Maternity clothes?A mix. I'm still somehow pulling off the regular jeans but those days will be ending soon as they're getting more and more uncomfortable.
Stretch marks? None and hopefully they stay away!
Sleep? okay, I just can't seem to get enough
Movement? Yes, definitely stronger movements
Food cravings? fruits and veggies still. I had Olive Garden this week and the breadsticks and salad were amazing. Oh, and golden double-stuffed Oreos. But really that's the baby craving those, not me. And who am I to deny her what she wants?
Gender? girl!
Belly button in or out? In
What I miss: it's getting harder to pick up Barrett but it's tough for me to think about decreasing that.
What I'm looking forward to: decorating a little girl nursery
Milestones: Being halfway to meeting this baby!

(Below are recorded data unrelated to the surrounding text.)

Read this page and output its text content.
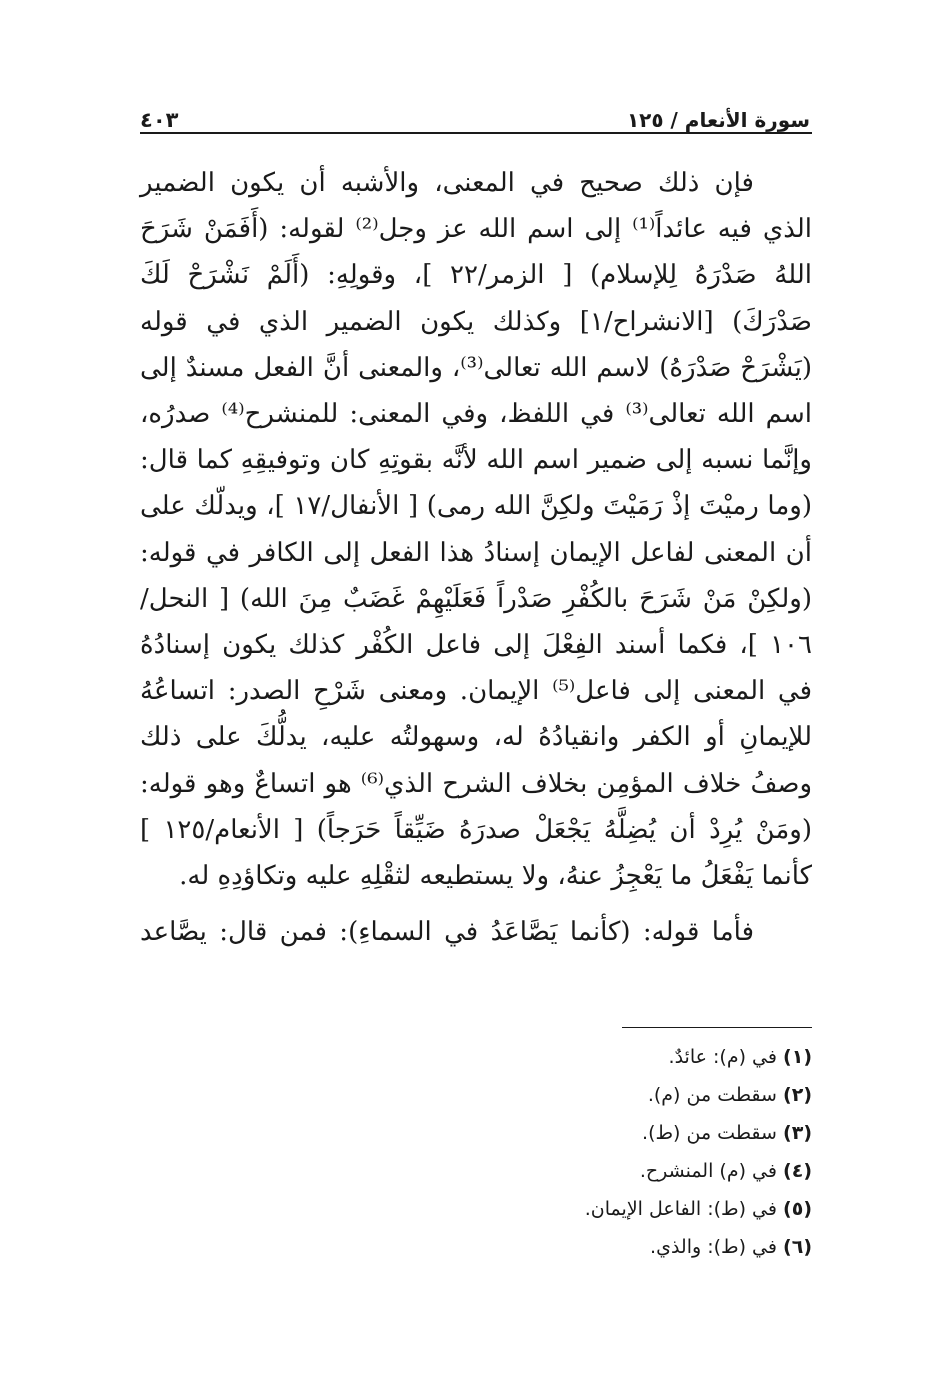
سورة الأنعام / ١٢٥
٤٠٣

فإن ذلك صحيح في المعنى، والأشبه أن يكون الضمير الذي فيه عائداً⁽¹⁾ إلى اسم الله عز وجل⁽²⁾ لقوله: (أَفَمَنْ شَرَحَ اللهُ صَدْرَهُ لِلإسلام) [ الزمر/٢٢ ]، وقولِهِ: (أَلَمْ نَشْرَحْ لَكَ صَدْرَكَ) [الانشراح/١] وكذلك يكون الضمير الذي في قوله (يَشْرَحْ صَدْرَهُ) لاسم الله تعالى⁽³⁾، والمعنى أنَّ الفعل مسندٌ إلى اسم الله تعالى⁽³⁾ في اللفظ، وفي المعنى: للمنشرح⁽⁴⁾ صدرُه، وإنَّما نسبه إلى ضمير اسم الله لأنَّه بقوتِهِ كان وتوفيقِهِ كما قال: (وما رميْتَ إذْ رَمَيْتَ ولكِنَّ الله رمى) [ الأنفال/١٧ ]، ويدلّك على أن المعنى لفاعل الإيمان إسنادُ هذا الفعل إلى الكافر في قوله: (ولكِنْ مَنْ شَرَحَ بالكُفْرِ صَدْراً فَعَلَيْهِمْ غَضَبٌ مِنَ الله) [ النحل/١٠٦ ]، فكما أسند الفِعْلَ إلى فاعل الكُفْر كذلك يكون إسنادُهُ في المعنى إلى فاعل⁽⁵⁾ الإيمان. ومعنى شَرْحِ الصدر: اتساعُهُ للإيمانِ أو الكفر وانقيادُهُ له، وسهولتُه عليه، يدلُّكَ على ذلك وصفُ خلاف المؤمِن بخلاف الشرح الذي⁽⁶⁾ هو اتساعٌ وهو قوله: (ومَنْ يُرِدْ أن يُضِلَّهُ يَجْعَلْ صدرَهُ ضَيِّقاً حَرَجاً) [ الأنعام/١٢٥ ] كأنما يَفْعَلُ ما يَعْجِزُ عنهُ، ولا يستطيعه لثقْلِهِ عليه وتكاؤدِهِ له.

فأما قوله: (كأنما يَصَّاعَدُ في السماءِ): فمن قال: يصَّاعد

(١) في (م): عائدٌ.
(٢) سقطت من (م).
(٣) سقطت من (ط).
(٤) في (م) المنشرح.
(٥) في (ط): الفاعل الإيمان.
(٦) في (ط): والذي.
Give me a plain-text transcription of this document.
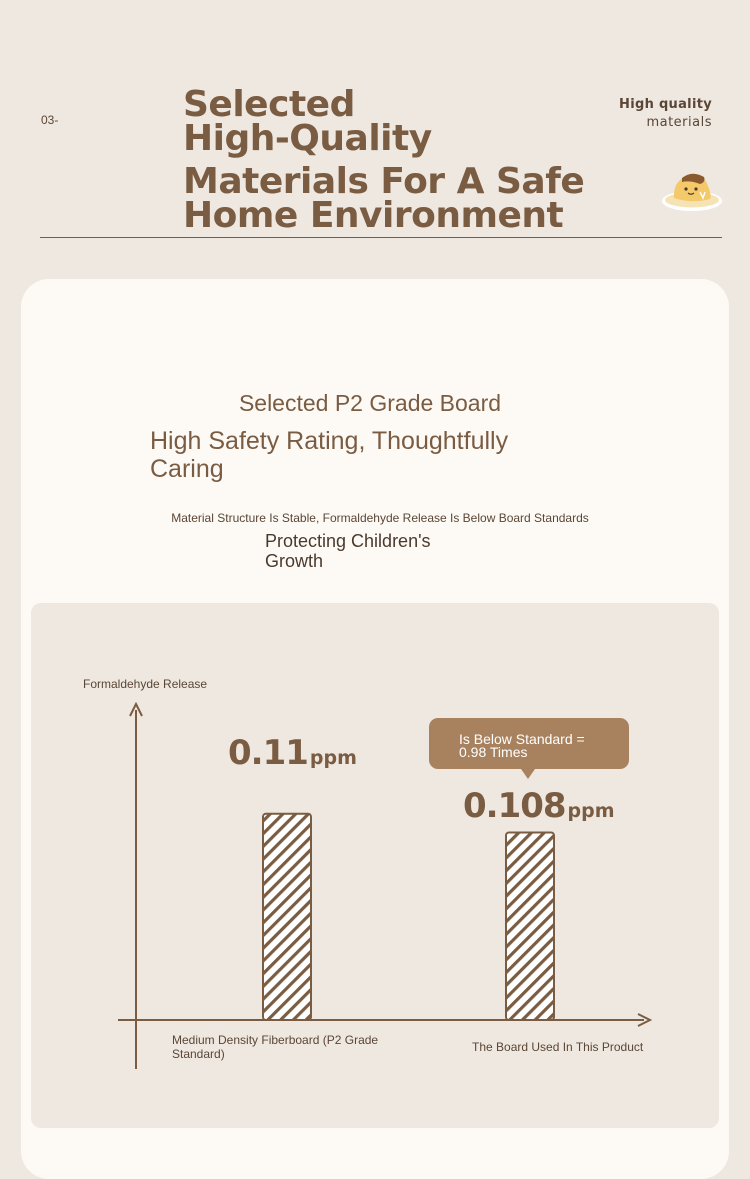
03-	Selected
High-Quality
Materials For A Safe
Home Environment
High quality
materials
Selected P2 Grade Board
High Safety Rating, Thoughtfully
Caring
Material Structure Is Stable, Formaldehyde Release Is Below Board Standards
Protecting Children's
Growth
Formaldehyde Release
0.11 ppm
0.108 ppm
Is Below Standard =
0.98 Times
Medium Density Fiberboard (P2 Grade
Standard)	The Board Used In This Product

This week I went to Carters and usually have averted my eyes from the little girl side of the store, because it always made my heart ache for a little girl. But this time I got to shop in that section! I bought a few adorable little girl outfits and even Tim admitted the girl clothes are awfully cute.

I got a call from the doctor this week about last week's ultrasound. She said I have a low-lying placenta again. I had this with B too. So I'll need to have a follow-up ultrasound around 32 weeks to check and make sure it moves. Fingers crossed that it does.

Other pregnancy milestones of the week: I have hired a doula to assist with the labor. I am really going through a lot of stress thinking ahead to the labor and delivery and want to be sure that I take as much control of the situation as I can to avoid the same issues I had last time. I'm really looking forward to having another advocate on my side for any obstacles that I may face in a few months.